Charles Lane writes at the Washington Post:
Meanwhile, in California, Democratic Gov. Jerry Brown and the state’s labor leaders have announced legislationto raise the state’s minimum wage from $10 to $15 per hour; it’s likely to pass the Democratic-majority legislature.
Whatever else might be said about this plan, it does not represent an exercise in evidence-based policymaking.The basic trade-off, per Economics 101, is that the increased earnings that a higher minimum wage gives workers at the low end of the income scale might be offset by pricing those workers out of jobs they could have had at less than the new, higher minimum wage.
If this was not true, you’d simply set the minimum wage at $100 an hour.
That view has been modified, a bit, in recent years to reflect research by Alan Krueger and David Card suggesting that employment effects of moderate increases in the minimum wage — the kind typically enacted by Congress — can be neutral or slightly positive, due in part to greater employee retention and higher productivity.
The key word there is “moderate.” California’s increase is huge, or, in the Brooklynese of that proponent of “15 bucks an hour,” Sen.

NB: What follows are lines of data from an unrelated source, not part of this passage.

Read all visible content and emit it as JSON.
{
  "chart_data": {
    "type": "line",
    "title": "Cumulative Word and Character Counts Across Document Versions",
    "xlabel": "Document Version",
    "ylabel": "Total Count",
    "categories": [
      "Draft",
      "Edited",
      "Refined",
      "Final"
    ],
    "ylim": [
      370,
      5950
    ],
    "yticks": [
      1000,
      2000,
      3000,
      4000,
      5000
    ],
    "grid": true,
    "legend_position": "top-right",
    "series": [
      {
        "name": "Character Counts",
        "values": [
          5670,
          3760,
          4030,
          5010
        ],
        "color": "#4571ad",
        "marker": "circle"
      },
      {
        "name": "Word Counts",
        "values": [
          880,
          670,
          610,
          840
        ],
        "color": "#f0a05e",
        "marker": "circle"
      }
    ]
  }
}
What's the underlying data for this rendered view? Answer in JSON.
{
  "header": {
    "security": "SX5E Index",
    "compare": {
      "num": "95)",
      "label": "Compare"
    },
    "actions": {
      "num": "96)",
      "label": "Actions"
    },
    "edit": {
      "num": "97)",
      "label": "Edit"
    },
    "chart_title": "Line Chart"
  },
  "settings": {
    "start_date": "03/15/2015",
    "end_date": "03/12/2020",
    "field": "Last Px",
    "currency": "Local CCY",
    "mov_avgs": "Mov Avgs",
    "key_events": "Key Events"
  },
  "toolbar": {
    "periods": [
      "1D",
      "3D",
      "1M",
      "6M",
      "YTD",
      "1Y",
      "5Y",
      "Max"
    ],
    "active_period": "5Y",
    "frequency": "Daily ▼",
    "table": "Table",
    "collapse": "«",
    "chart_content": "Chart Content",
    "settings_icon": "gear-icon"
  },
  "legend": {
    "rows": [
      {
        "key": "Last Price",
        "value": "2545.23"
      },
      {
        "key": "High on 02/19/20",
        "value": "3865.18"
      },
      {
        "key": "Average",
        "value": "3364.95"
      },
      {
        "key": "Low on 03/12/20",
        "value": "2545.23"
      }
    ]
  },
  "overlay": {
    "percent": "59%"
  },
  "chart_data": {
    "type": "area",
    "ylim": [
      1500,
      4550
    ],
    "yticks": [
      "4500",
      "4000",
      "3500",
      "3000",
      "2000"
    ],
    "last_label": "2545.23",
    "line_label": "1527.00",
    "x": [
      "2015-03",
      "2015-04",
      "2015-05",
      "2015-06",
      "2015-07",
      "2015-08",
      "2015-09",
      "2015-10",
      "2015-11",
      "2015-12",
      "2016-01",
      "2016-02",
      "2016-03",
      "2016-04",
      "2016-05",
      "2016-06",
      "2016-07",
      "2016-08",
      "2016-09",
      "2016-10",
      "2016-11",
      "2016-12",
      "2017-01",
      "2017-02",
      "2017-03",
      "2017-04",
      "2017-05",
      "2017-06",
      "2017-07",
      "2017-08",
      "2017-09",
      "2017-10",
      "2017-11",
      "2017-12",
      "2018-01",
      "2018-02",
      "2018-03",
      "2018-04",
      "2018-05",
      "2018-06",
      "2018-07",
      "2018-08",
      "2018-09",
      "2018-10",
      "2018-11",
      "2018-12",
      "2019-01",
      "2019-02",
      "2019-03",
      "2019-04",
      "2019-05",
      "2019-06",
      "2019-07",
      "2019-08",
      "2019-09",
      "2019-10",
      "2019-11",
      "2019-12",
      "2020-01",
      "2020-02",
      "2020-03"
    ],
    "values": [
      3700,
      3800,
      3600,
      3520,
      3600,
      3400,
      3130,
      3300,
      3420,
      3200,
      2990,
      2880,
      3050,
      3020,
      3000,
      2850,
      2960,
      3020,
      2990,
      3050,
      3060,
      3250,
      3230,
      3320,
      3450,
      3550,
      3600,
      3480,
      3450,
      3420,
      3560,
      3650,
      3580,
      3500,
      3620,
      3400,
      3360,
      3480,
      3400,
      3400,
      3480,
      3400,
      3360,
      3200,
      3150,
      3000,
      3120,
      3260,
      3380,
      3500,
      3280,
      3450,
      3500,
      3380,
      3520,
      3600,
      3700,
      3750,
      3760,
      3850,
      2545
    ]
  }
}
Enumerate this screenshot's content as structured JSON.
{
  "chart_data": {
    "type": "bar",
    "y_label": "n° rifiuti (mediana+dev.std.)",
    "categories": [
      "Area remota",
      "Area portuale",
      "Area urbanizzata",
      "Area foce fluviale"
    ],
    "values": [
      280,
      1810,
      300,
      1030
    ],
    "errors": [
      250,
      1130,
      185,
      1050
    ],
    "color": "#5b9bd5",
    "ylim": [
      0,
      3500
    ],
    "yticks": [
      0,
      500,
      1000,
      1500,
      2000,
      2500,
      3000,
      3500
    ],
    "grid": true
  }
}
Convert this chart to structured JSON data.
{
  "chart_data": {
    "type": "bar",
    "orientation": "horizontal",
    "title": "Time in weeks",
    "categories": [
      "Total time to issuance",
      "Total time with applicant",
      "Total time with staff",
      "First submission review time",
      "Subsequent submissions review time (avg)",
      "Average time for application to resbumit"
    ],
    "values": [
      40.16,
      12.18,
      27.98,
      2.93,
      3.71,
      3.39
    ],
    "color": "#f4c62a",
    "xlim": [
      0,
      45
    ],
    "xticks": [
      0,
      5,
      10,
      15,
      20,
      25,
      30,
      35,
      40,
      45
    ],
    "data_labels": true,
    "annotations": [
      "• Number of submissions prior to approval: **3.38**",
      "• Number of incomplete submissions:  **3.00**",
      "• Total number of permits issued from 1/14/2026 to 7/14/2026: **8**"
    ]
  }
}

Bernie Sanders (I-Vt.), “Yuuuge.”
So yes moderate increases can be done without a large impact on jobs.
By 2022, when fully phased in (small firms with fewer than 25 workers would have until 2023 to comply), the California minimum wage would represent 69 percent of the median hourly wage in the state, assuming 2.2 percent annual growth from the current median of roughly $19 per hour.
That 69 percent ratio would be all but unprecedented, in U.S. terms and internationally.
That 69% is very close to what we have in NZ – 67%.
Other industrial democracies with statutory minimum wages typically set theirs at half the national median wage, too.
Dube, generally a supporter of minimum wages, recommended that states use 50 percent of the median as their benchmark in the United States.
So the NZ minimum wage is already considerably more than most countries.